Mit der Beiszange die Unterhose anziehen, trifft das Vorgehen. Ich habe professionell getrappert, mit diesen Deutschen Vorschriften wäre ich verhungert. Aber wer sich dafür begeistern kann, immer ran an den mühsam verdienten Speck.
Schicke Falle, schicker Aufbau. Es darf aber kein Schlamm in den Auslöser schwemmen. Dann fängt man nichts. Aber bei diesen gesetzlich erzwungenen Umstandsmoden / Methoden kommt es ohnehin mehr auf Basteln und Spass an der Freud an, als aufs effektive Fangen. Und blos nichts tot machen. Sorry aber das musste mal sein. Aus diesem Grund fängt man in D auch keine Großprädatoren (z.B Schadwölfe)

Aber die Falle ist schick, keine Frage, sie darf aber im Bereich des Auslösers nicht absaufen bzw. es darf kein Sand etc nachrutschen.
sca
Exakt. Scharf erkannt. Es geht um die die Freude an der Jagd.
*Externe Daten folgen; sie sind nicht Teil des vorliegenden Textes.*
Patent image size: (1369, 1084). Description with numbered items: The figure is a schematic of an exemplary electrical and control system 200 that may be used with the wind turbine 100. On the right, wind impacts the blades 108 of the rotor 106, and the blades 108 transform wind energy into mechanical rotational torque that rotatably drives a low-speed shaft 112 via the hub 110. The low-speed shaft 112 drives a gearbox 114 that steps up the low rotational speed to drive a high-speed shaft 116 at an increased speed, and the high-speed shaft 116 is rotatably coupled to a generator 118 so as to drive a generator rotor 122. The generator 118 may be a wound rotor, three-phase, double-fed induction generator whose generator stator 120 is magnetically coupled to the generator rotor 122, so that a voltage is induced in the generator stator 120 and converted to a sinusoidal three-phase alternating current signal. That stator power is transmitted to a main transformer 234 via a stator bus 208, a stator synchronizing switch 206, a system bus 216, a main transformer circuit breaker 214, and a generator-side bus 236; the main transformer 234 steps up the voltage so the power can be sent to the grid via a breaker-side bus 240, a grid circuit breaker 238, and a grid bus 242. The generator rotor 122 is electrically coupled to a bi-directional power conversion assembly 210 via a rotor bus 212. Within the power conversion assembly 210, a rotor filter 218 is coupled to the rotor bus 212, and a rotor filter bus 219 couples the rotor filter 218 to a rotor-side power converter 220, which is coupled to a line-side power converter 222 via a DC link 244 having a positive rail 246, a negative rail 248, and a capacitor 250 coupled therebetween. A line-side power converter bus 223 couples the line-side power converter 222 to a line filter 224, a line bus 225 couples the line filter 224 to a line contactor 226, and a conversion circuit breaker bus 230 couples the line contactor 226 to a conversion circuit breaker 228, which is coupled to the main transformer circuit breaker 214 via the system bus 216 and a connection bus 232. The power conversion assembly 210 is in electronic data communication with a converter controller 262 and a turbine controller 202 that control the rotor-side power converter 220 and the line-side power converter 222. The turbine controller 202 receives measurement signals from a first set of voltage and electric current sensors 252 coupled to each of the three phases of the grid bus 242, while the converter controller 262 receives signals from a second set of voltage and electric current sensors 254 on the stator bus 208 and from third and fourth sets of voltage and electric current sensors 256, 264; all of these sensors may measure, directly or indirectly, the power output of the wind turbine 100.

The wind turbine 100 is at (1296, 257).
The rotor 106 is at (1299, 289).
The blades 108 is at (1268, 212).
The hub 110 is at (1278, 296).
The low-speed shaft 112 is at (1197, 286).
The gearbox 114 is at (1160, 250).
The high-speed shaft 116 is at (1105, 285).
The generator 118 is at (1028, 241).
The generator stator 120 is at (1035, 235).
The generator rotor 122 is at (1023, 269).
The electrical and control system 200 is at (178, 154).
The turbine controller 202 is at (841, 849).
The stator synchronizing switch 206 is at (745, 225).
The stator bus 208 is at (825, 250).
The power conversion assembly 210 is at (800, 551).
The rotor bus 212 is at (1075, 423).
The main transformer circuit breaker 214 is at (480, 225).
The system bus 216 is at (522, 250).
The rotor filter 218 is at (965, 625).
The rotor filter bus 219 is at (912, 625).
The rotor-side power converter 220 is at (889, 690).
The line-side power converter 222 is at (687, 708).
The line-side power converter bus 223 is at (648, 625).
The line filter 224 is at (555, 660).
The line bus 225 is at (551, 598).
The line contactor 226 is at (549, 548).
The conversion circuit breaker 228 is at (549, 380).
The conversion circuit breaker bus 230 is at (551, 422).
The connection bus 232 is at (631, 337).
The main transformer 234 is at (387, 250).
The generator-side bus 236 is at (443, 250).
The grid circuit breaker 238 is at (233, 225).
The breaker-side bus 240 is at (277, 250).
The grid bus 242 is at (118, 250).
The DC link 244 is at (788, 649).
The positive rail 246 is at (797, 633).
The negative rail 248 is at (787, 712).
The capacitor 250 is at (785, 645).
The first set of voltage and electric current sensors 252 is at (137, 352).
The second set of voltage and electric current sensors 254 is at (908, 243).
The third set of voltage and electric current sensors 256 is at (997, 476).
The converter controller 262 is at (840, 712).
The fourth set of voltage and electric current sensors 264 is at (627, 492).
Am Fallen bauen und stellen.
Toll das du als Trapper Profi Geld damit verdient hast und sicherlich sind Schlageisen sehr effizient, keine Frage.
Aber wir müssen nun mal mit diesen Deutschen Vorschriften klar kommen. Die Fangjäger sind allesamt ein Haufen Verrückter die jedes Jahr Unsummen investieren ohne damit Gewinn zu machen.
Doch Gewinn schon, dem Niederwild zu helfen und die Artenvielfalt zu stärken und ich habe großen Respekt vor allen die sich diesen Aufgaben stellen und ihre Zeit und ihr Geld opfern um die Fangjagd allen Hindernissen zum Trotz auszuüben.
Mit " früher war mehr Lametta" Sprüchen hilft man dem Niederwild leider nicht.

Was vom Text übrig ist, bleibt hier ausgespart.